Strait of Hormuz Oil Prices Spike After Trump Declares Ceasefire Over
Global energy markets have been upended as the Strait of Hormuz oil prices jumped more than 8% following President Trump’s declaration that the U.S.-Iran ceasefire is officially over

A high-stakes military escalation in the Middle East has sent shockwaves through global commodity markets, causing Strait of Hormuz oil prices to surge by over 8% in a matter of hours. The sudden volatility followed a formal declaration from U.S. President Donald Trump stating that the three-week-old Memorandum of Understanding (MoU)—brokered to pause hostilities and reopen the world's most vital energy chokepoint—is officially "over." The collapse of the diplomatic truce triggered an immediate cycle of airstrikes and retaliatory missile attacks between U.S. forces and Iran's Revolutionary Guards, forcing international shipping companies to halt transit through the region.
The market’s aggressive reaction underscores the critical importance of the waterway. Prior to the breakout of the U.S.-Iran conflict in late February, approximately one-fifth of the world’s seaborne crude oil and liquefied natural gas (LNG) passed through the strait daily. With the fragile June 17 ceasefire unraveling, Brent crude futures surged past $80 a barrel, while U.S. West Texas Intermediate (WTI) climbed sharply to $75.72, erasing weeks of market stabilization.
The Catalyst: Attacks, Airstrikes, and Revoked Waivers
The rapid unraveling of the 60-day peace framework began early in the week when three commercial merchant vessels, including a Saudi-flagged crude carrier and a Qatari LNG tanker, were damaged by projectiles while attempting to transit the strait.
In direct response, U.S. Central Command executed targeted airstrikes against Iranian coastal infrastructure and radar installations. The confrontation quickly broadened as Iran launched retaliatory ballistic missile barrages aimed at U.S. military logistics hubs located in neighboring Gulf states, including facilities in Bahrain and Kuwait, alongside Jordan's Azraq military base.
Simultaneously, the U.S. Treasury Department cut off Iran's economic leverage by revoking the oil export sanctions waivers that had been granted as a condition of the June truce.
The Strategic Threat to Kharg Island
Beyond the immediate disruption of tanker traffic, geopolitical risk premiums expanded significantly after President Trump warned that the U.S. military might target or assume operational control over Kharg Island if hostilities continue.
Why Kharg Island Matters: Located in the northern zone of the Persian Gulf, Kharg Island serves as Iran's primary maritime export hub, processing more than 90% of the country's crude oil exports.
A military interdiction or blockade of Kharg Island would completely alter the landscape of the conflict. While it would effectively strip Tehran of its primary source of dollar-denominated revenue, it raises the immediate risk of an asymmetric asymmetric response, including the widespread deployment of sea mines throughout the narrow channels of the strait.
Maritime Standstill: The Human and Logistics Toll
For global supply chains, the immediate consequence of the escalating conflict is a near-total paralysis of commercial shipping lanes. The UN International Maritime Organization (IMO) has issued urgent advisories directing all commercial operators to avoid the corridor entirely until basic safety parameters can be re-established.
The Maritime Emergency Protocol
1.Enact Fleet Diversion Mandates:
Maritime war-risk underwriters issue dynamic transit bans. Commercial tankers approaching the Gulf of Oman must drop anchor or alter course to bypass the chokepoint entirely.

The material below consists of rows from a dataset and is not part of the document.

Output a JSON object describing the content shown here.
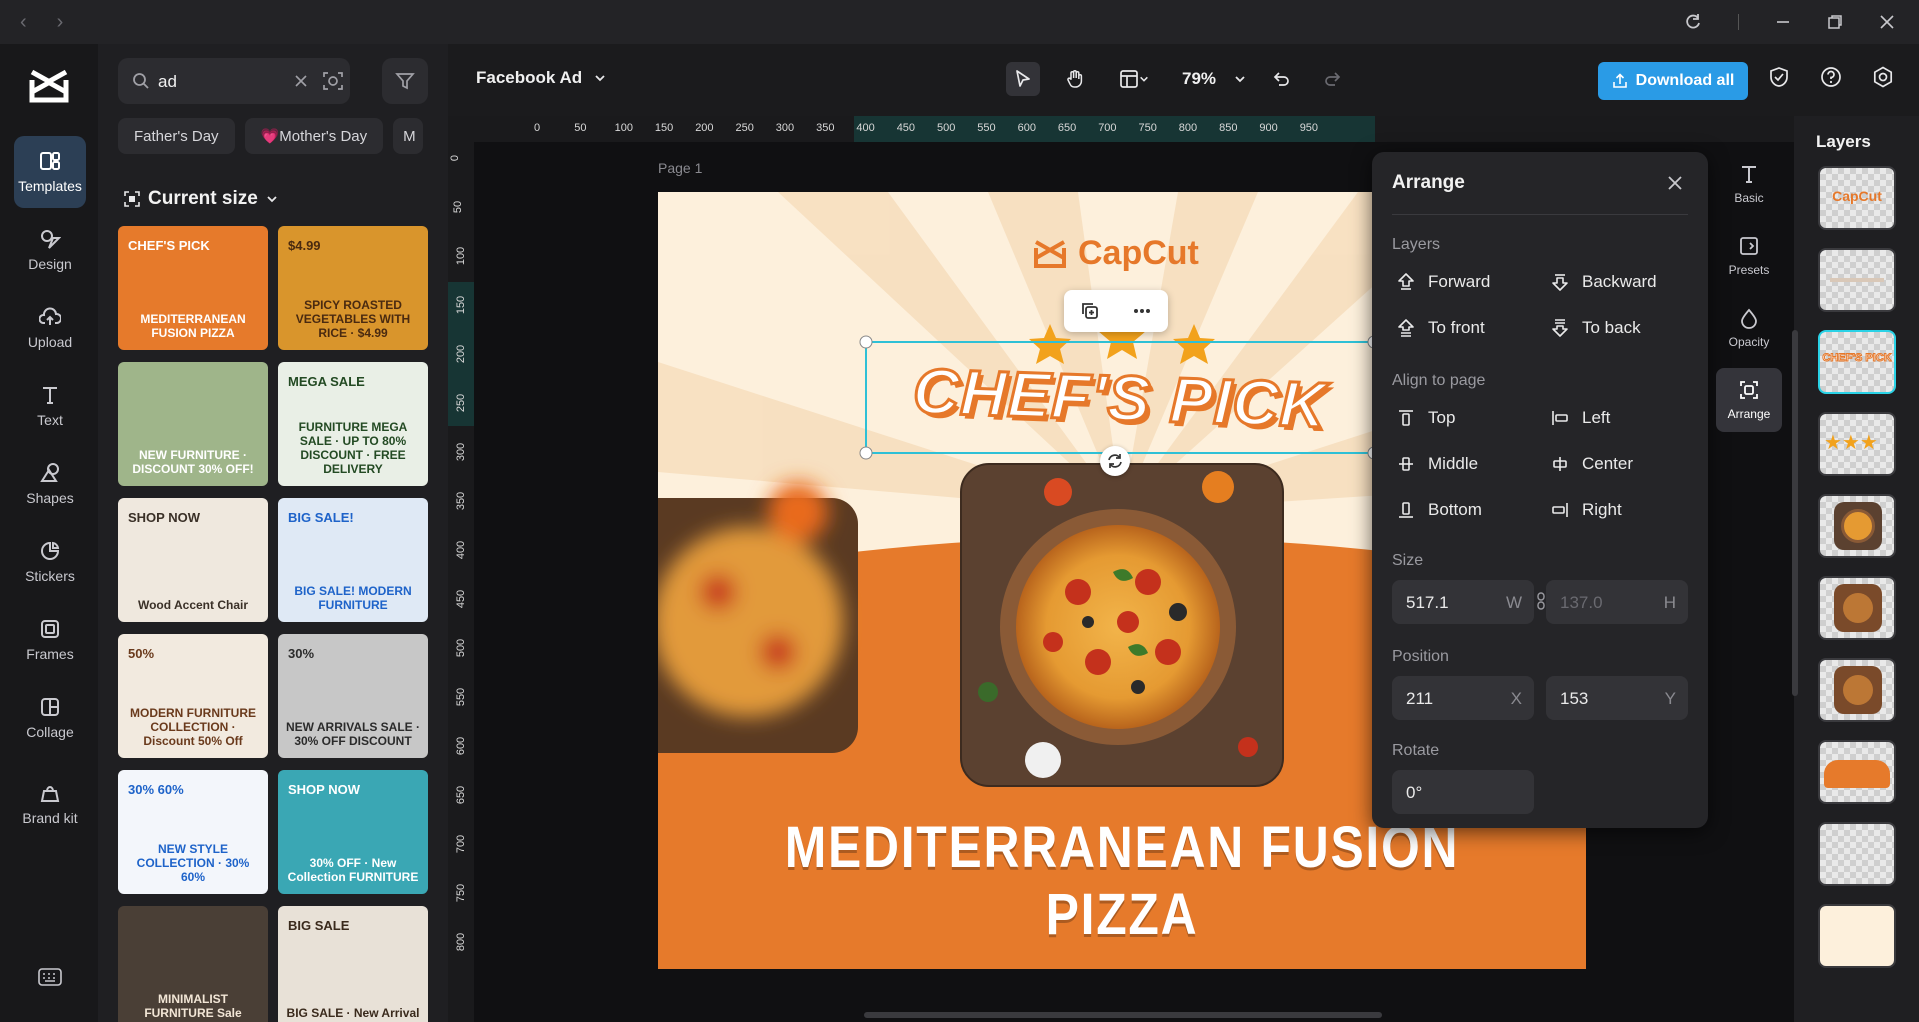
{
  "window": {
    "back_icon": "chevron-left-icon",
    "forward_icon": "chevron-right-icon"
  },
  "rail": {
    "items": [
      {
        "label": "Templates",
        "icon": "templates-icon",
        "active": true
      },
      {
        "label": "Design",
        "icon": "design-icon"
      },
      {
        "label": "Upload",
        "icon": "upload-icon"
      },
      {
        "label": "Text",
        "icon": "text-icon"
      },
      {
        "label": "Shapes",
        "icon": "shapes-icon"
      },
      {
        "label": "Stickers",
        "icon": "stickers-icon"
      },
      {
        "label": "Frames",
        "icon": "frames-icon"
      },
      {
        "label": "Collage",
        "icon": "collage-icon"
      },
      {
        "label": "Brand kit",
        "icon": "brand-kit-icon"
      }
    ]
  },
  "panel": {
    "search_value": "ad",
    "chips": [
      "Father's Day",
      "💗Mother's Day",
      "M"
    ],
    "size_filter": "Current size",
    "templates": [
      {
        "title": "MEDITERRANEAN FUSION PIZZA",
        "bg": "#e67a2b",
        "fg": "#ffffff",
        "badge": "CHEF'S PICK"
      },
      {
        "title": "SPICY ROASTED VEGETABLES WITH RICE · $4.99",
        "bg": "#d9952c",
        "fg": "#4a2a10",
        "badge": "$4.99"
      },
      {
        "title": "NEW FURNITURE · DISCOUNT 30% OFF!",
        "bg": "#9fb58a",
        "fg": "#ffffff",
        "badge": ""
      },
      {
        "title": "FURNITURE MEGA SALE · UP TO 80% DISCOUNT · FREE DELIVERY",
        "bg": "#e9efe6",
        "fg": "#234a23",
        "badge": "MEGA SALE"
      },
      {
        "title": "Wood Accent Chair",
        "bg": "#efe8de",
        "fg": "#3a3027",
        "badge": "SHOP NOW"
      },
      {
        "title": "BIG SALE! MODERN FURNITURE",
        "bg": "#dfe9f5",
        "fg": "#1e63c9",
        "badge": "BIG SALE!"
      },
      {
        "title": "MODERN FURNITURE COLLECTION · Discount 50% Off",
        "bg": "#f2eadf",
        "fg": "#6a3a1c",
        "badge": "50%"
      },
      {
        "title": "NEW ARRIVALS SALE · 30% OFF DISCOUNT",
        "bg": "#c7c7c7",
        "fg": "#2b2b2b",
        "badge": "30%"
      },
      {
        "title": "NEW STYLE COLLECTION · 30% 60%",
        "bg": "#f3f6fb",
        "fg": "#1e63c9",
        "badge": "30% 60%"
      },
      {
        "title": "30% OFF · New Collection FURNITURE",
        "bg": "#3aa7b4",
        "fg": "#ffffff",
        "badge": "SHOP NOW"
      },
      {
        "title": "MINIMALIST FURNITURE Sale",
        "bg": "#4a3f36",
        "fg": "#f2e6d6",
        "badge": ""
      },
      {
        "title": "BIG SALE · New Arrival",
        "bg": "#e8e1d7",
        "fg": "#3a2a1c",
        "badge": "BIG SALE"
      }
    ]
  },
  "toolbar": {
    "project_name": "Facebook Ad",
    "zoom": "79%",
    "download_label": "Download all",
    "accent": "#2a9be6"
  },
  "canvas": {
    "page_label": "Page 1",
    "brand_name": "CapCut",
    "headline": "CHEF'S PICK",
    "title": "MEDITERRANEAN FUSION PIZZA",
    "orange": "#e67a2b",
    "cream": "#fdf0dc",
    "ruler_h": [
      "0",
      "50",
      "100",
      "150",
      "200",
      "250",
      "300",
      "350",
      "400",
      "450",
      "500",
      "550",
      "600",
      "650",
      "700",
      "750",
      "800",
      "850",
      "900",
      "950"
    ],
    "ruler_v": [
      "0",
      "50",
      "100",
      "150",
      "200",
      "250",
      "300",
      "350",
      "400",
      "450",
      "500",
      "550",
      "600",
      "650",
      "700",
      "750",
      "800"
    ]
  },
  "arrange": {
    "title": "Arrange",
    "layers_label": "Layers",
    "forward": "Forward",
    "backward": "Backward",
    "to_front": "To front",
    "to_back": "To back",
    "align_label": "Align to page",
    "top": "Top",
    "left": "Left",
    "middle": "Middle",
    "center": "Center",
    "bottom": "Bottom",
    "right": "Right",
    "size_label": "Size",
    "width": "517.1",
    "width_unit": "W",
    "height": "137.0",
    "height_unit": "H",
    "position_label": "Position",
    "x": "211",
    "x_unit": "X",
    "y": "153",
    "y_unit": "Y",
    "rotate_label": "Rotate",
    "rotate": "0°"
  },
  "ptabs": [
    {
      "label": "Basic",
      "icon": "text-basic-icon"
    },
    {
      "label": "Presets",
      "icon": "presets-icon"
    },
    {
      "label": "Opacity",
      "icon": "opacity-icon"
    },
    {
      "label": "Arrange",
      "icon": "arrange-icon",
      "active": true
    }
  ],
  "layers": {
    "title": "Layers",
    "items": [
      {
        "label": "CapCut",
        "kind": "logo"
      },
      {
        "label": "",
        "kind": "text-faint"
      },
      {
        "label": "CHEF'S PICK",
        "kind": "headline",
        "selected": true
      },
      {
        "label": "",
        "kind": "stars"
      },
      {
        "label": "",
        "kind": "pizza"
      },
      {
        "label": "",
        "kind": "pizza-blur"
      },
      {
        "label": "",
        "kind": "pizza-blur"
      },
      {
        "label": "",
        "kind": "orange-shape"
      },
      {
        "label": "",
        "kind": "empty"
      },
      {
        "label": "",
        "kind": "background"
      }
    ]
  }
}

2.Implement Defensive Anchorage Anchoring:
Vessels trapped inside the Persian Gulf must seek shelter within protected territorial waters of neutral states, shutting down non-essential radar signatures to minimize drone targeting profiles.
3.Execute Controlled Seafarer Evacuations:
The IMO coordinates localized humanitarian corridors to safely extract civilian crews from stranded vessels. To date, over 2,900 seafarers have been successfully evacuated under military escort.
What Lies Ahead for Global Energy Security?
Macro-econmists note that the global economy has developed a degree of resilience to the initial shocks of the Middle East conflict due to strategic reserve management in the West. However, a prolonged structural closure of the strait will test those limits.
If negotiations do not resume by late July, Goldman Sachs energy analysts warn that the market will have to structurally price in the loss of millions of barrels of daily supply. While macroeconomic research firms like WisdomTree suggest that Brent could settle into an uneasy $75–$85 range if the fighting remains contained to targeted military assets, any sustained campaign against global shipping infrastructure could easily push prices back toward the $100 triple-digit thresholds seen during the spring.